Saturday, June 28, 2008

Nun Elizabeth Prout could become saint

A nun who helped educate women in the slums of Manchester is being put forward to become a saint.

Sister Elizabeth Prout is seen as a pioneer of women's rights for her work in teaching the poor during the 19th century, and helping them find jobs.

A local Roman Catholic church group has spent the past 15 years preparing a file on her remarkable life, which will be sent to the Vatican after a Mass by her tomb tomorrow.

She will then join three other Britons whose causes for sainthood are being considered by the church, including a distant relation of Diana, Princess of Wales.

Fr Barry McAllister, a Liverpool priest who has been involved in preparing the Cause of Sister Elizabeth Prout, described her as a "great forerunner of women's rights and of women having a role in society."

He added: "We are at a stage where we are tying up the loose ends.

"After the archbishop's Mass, the Cause will go off to Rome."

Sister Elizabeth was born in Shrewsbury in 1820 to Anglican parents, and converted to Roman Catholicism in her 20s after coming under the influence of a Passionist missionary.

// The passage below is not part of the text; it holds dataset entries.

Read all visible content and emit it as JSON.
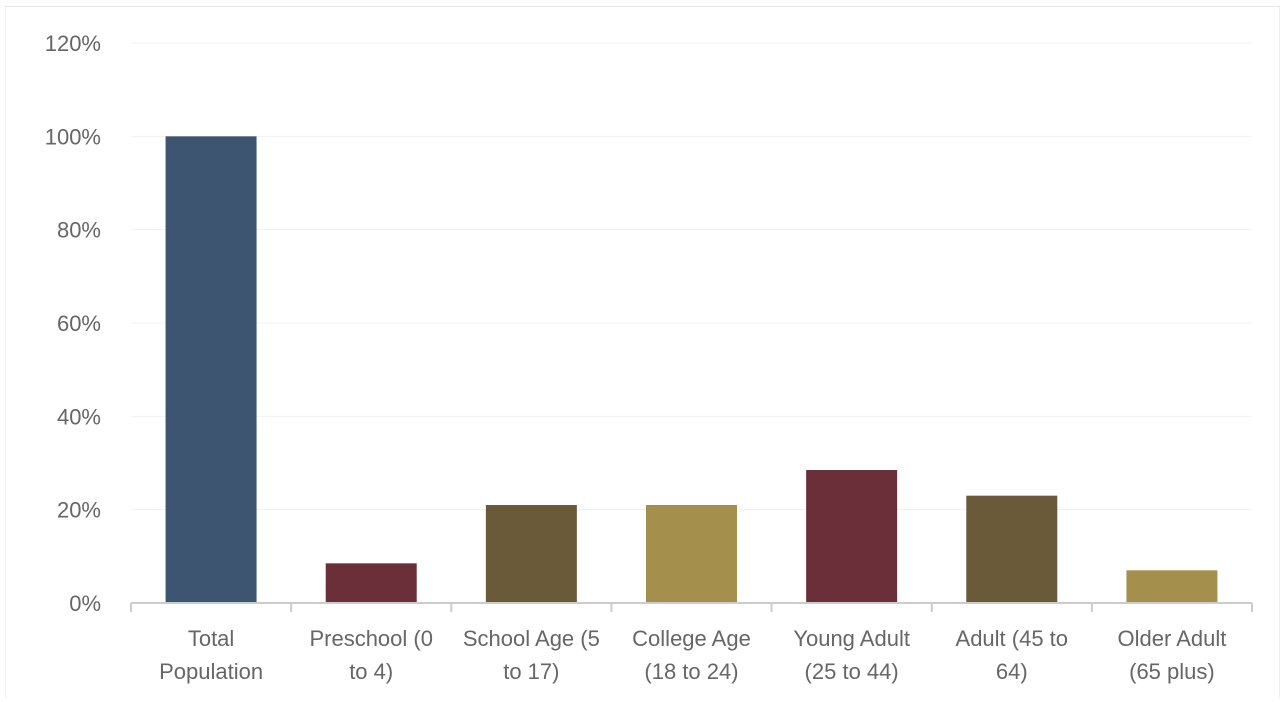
{
  "chart_data": {
    "type": "bar",
    "title": "",
    "xlabel": "",
    "ylabel": "",
    "ylim": [
      0,
      120
    ],
    "yticks": [
      "0%",
      "20%",
      "40%",
      "60%",
      "80%",
      "100%",
      "120%"
    ],
    "grid": true,
    "legend": "none",
    "categories": [
      [
        "Total",
        "Population"
      ],
      [
        "Preschool (0",
        "to 4)"
      ],
      [
        "School Age (5",
        "to 17)"
      ],
      [
        "College Age",
        "(18 to 24)"
      ],
      [
        "Young Adult",
        "(25 to 44)"
      ],
      [
        "Adult (45 to",
        "64)"
      ],
      [
        "Older Adult",
        "(65 plus)"
      ]
    ],
    "values": [
      100,
      8.5,
      21,
      21,
      28.5,
      23,
      7
    ],
    "bar_colors": [
      "#3e5571",
      "#6a2f38",
      "#6a5a39",
      "#a48f4d",
      "#6a2f38",
      "#6a5a39",
      "#a48f4d"
    ],
    "gridline_color": "#f0f0f0",
    "axis_color": "#cccccc"
  }
}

She became a nun in an order in Northampton but later moved to one of the poorest areas of Manchester and got a job in a local school, teaching the children of Irish migrants and factory workers.

Confronted with the squalid conditions of the industrial slums, Sister Elizabeth began to visit the sick and needy, and soon other women began to join her cause.

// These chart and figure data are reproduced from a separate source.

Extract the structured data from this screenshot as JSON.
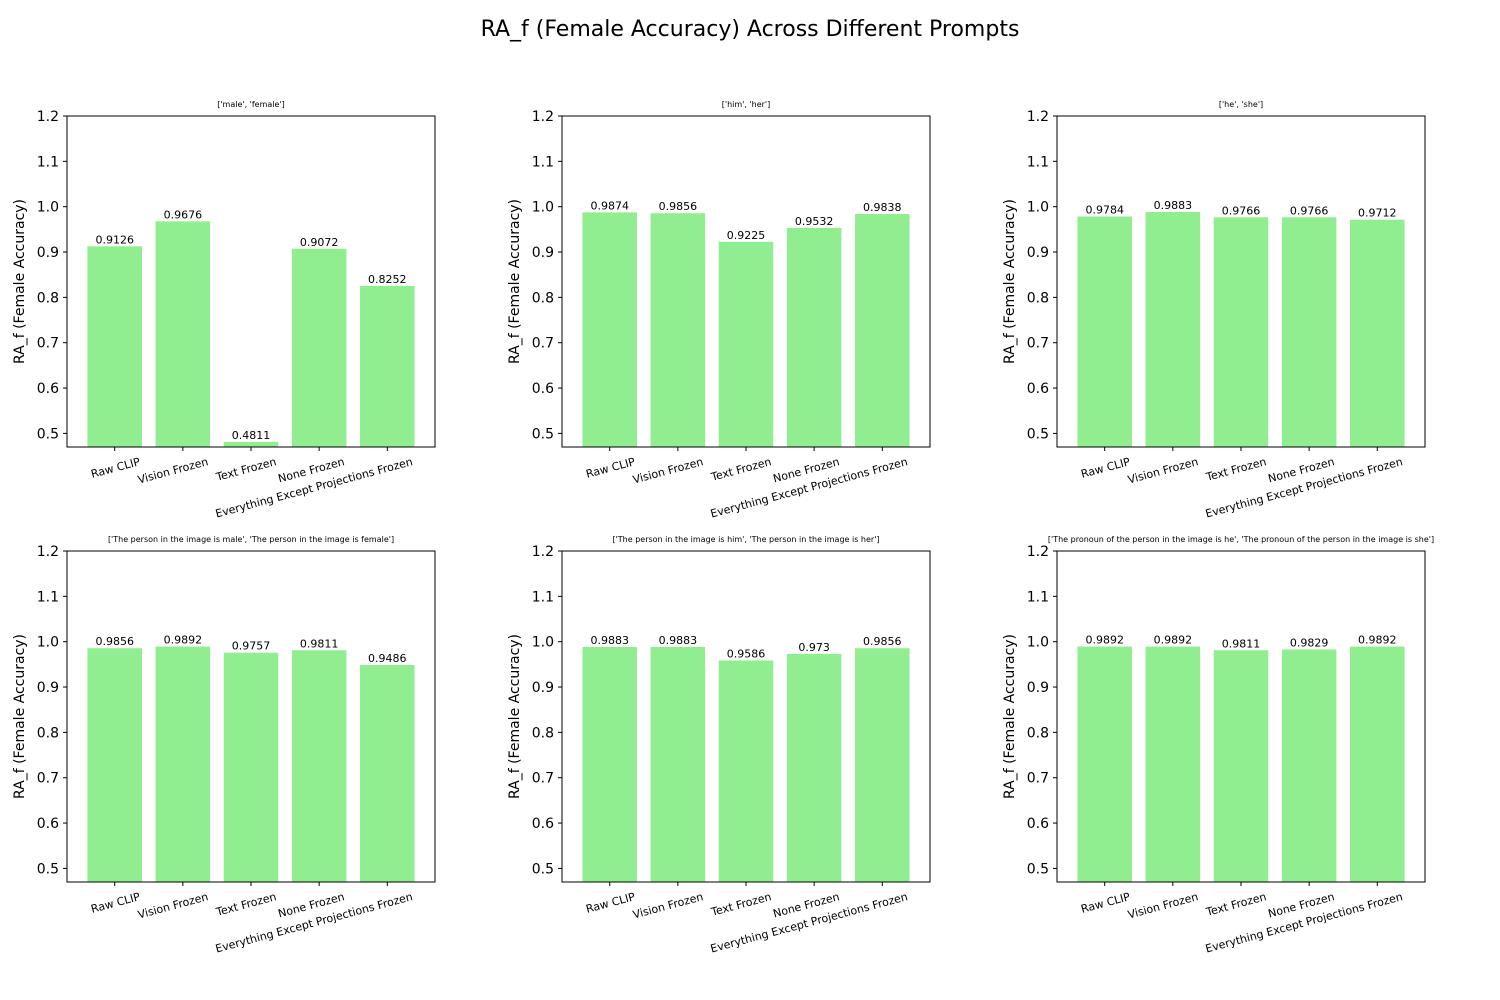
{
  "figure": {
    "title": "RA_f (Female Accuracy) Across Different Prompts",
    "bar_color": "#90ee90"
  },
  "chart_data": [
    {
      "type": "bar",
      "title": "['male', 'female']",
      "ylabel": "RA_f (Female Accuracy)",
      "xlabel": "",
      "categories": [
        "Raw CLIP",
        "Vision Frozen",
        "Text Frozen",
        "None Frozen",
        "Everything Except Projections Frozen"
      ],
      "values": [
        0.9126,
        0.9676,
        0.4811,
        0.9072,
        0.8252
      ],
      "value_labels": [
        "0.9126",
        "0.9676",
        "0.4811",
        "0.9072",
        "0.8252"
      ],
      "ylim": [
        0.47,
        1.2
      ],
      "yticks": [
        "0.5",
        "0.6",
        "0.7",
        "0.8",
        "0.9",
        "1.0",
        "1.1",
        "1.2"
      ]
    },
    {
      "type": "bar",
      "title": "['him', 'her']",
      "ylabel": "RA_f (Female Accuracy)",
      "xlabel": "",
      "categories": [
        "Raw CLIP",
        "Vision Frozen",
        "Text Frozen",
        "None Frozen",
        "Everything Except Projections Frozen"
      ],
      "values": [
        0.9874,
        0.9856,
        0.9225,
        0.9532,
        0.9838
      ],
      "value_labels": [
        "0.9874",
        "0.9856",
        "0.9225",
        "0.9532",
        "0.9838"
      ],
      "ylim": [
        0.47,
        1.2
      ],
      "yticks": [
        "0.5",
        "0.6",
        "0.7",
        "0.8",
        "0.9",
        "1.0",
        "1.1",
        "1.2"
      ]
    },
    {
      "type": "bar",
      "title": "['he', 'she']",
      "ylabel": "RA_f (Female Accuracy)",
      "xlabel": "",
      "categories": [
        "Raw CLIP",
        "Vision Frozen",
        "Text Frozen",
        "None Frozen",
        "Everything Except Projections Frozen"
      ],
      "values": [
        0.9784,
        0.9883,
        0.9766,
        0.9766,
        0.9712
      ],
      "value_labels": [
        "0.9784",
        "0.9883",
        "0.9766",
        "0.9766",
        "0.9712"
      ],
      "ylim": [
        0.47,
        1.2
      ],
      "yticks": [
        "0.5",
        "0.6",
        "0.7",
        "0.8",
        "0.9",
        "1.0",
        "1.1",
        "1.2"
      ]
    },
    {
      "type": "bar",
      "title": "['The person in the image is male', 'The person in the image is female']",
      "ylabel": "RA_f (Female Accuracy)",
      "xlabel": "",
      "categories": [
        "Raw CLIP",
        "Vision Frozen",
        "Text Frozen",
        "None Frozen",
        "Everything Except Projections Frozen"
      ],
      "values": [
        0.9856,
        0.9892,
        0.9757,
        0.9811,
        0.9486
      ],
      "value_labels": [
        "0.9856",
        "0.9892",
        "0.9757",
        "0.9811",
        "0.9486"
      ],
      "ylim": [
        0.47,
        1.2
      ],
      "yticks": [
        "0.5",
        "0.6",
        "0.7",
        "0.8",
        "0.9",
        "1.0",
        "1.1",
        "1.2"
      ]
    },
    {
      "type": "bar",
      "title": "['The person in the image is him', 'The person in the image is her']",
      "ylabel": "RA_f (Female Accuracy)",
      "xlabel": "",
      "categories": [
        "Raw CLIP",
        "Vision Frozen",
        "Text Frozen",
        "None Frozen",
        "Everything Except Projections Frozen"
      ],
      "values": [
        0.9883,
        0.9883,
        0.9586,
        0.973,
        0.9856
      ],
      "value_labels": [
        "0.9883",
        "0.9883",
        "0.9586",
        "0.973",
        "0.9856"
      ],
      "ylim": [
        0.47,
        1.2
      ],
      "yticks": [
        "0.5",
        "0.6",
        "0.7",
        "0.8",
        "0.9",
        "1.0",
        "1.1",
        "1.2"
      ]
    },
    {
      "type": "bar",
      "title": "['The pronoun of the person in the image is he', 'The pronoun of the person in the image is she']",
      "ylabel": "RA_f (Female Accuracy)",
      "xlabel": "",
      "categories": [
        "Raw CLIP",
        "Vision Frozen",
        "Text Frozen",
        "None Frozen",
        "Everything Except Projections Frozen"
      ],
      "values": [
        0.9892,
        0.9892,
        0.9811,
        0.9829,
        0.9892
      ],
      "value_labels": [
        "0.9892",
        "0.9892",
        "0.9811",
        "0.9829",
        "0.9892"
      ],
      "ylim": [
        0.47,
        1.2
      ],
      "yticks": [
        "0.5",
        "0.6",
        "0.7",
        "0.8",
        "0.9",
        "1.0",
        "1.1",
        "1.2"
      ]
    }
  ]
}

She founded a religious community called the Sisters of the Holy Family, and adopted the name Mother Mary Joseph of Jesus.

Sister Elizabeth and her fellow nuns opened a school for poor children and began training women in the skills they needed to find work.

She made sure the nuns earned their own livings and supported themselves, as well as teaching the women of Manchester to do the same, leading some priests to criticise her "revolutionary ideas".

But the Vatican approved her order of nuns in 1863 and put her in charge.

However Sister Elizabeth died the following year, aged just 43, worn down by her work for the poor and in keeping her order afloat financially.

During her short life she worked with Fr Ignatius Spencer, the great-great-great uncle of Diana, Princess of Wales who was also a Passionist missionary and who is also now being considered for sainthood.

Her body was later exhumed and buried alongside him in the Church of St Anne & Blessed Dominic in Sutton, Lancs, where the Mass celebrated by Archbishop Patrick Kelly of Liverpool will take place this weekend.

Another contemporary of Sister Elizabeth and Fr Spencer, Cardinal John Henry Newman, is likely to have his beatification announced by Pope Benedict XVI this year.

The fourth Briton in line to become a saint is Sister Margaret Sinclair, a Scottish nun who in the last century died of tuberculosis while tending to the poor of Edinburgh.

After receiving the file on Sister Elizabeth's life, the Vatican will study it before deciding whether she can become a saint. Two miracles must also be attributed to her.

The last Briton to be canonized was St John Ogilvie, a Scottish Catholic martyr, who was made a saint by Pope Paul VI in 1976.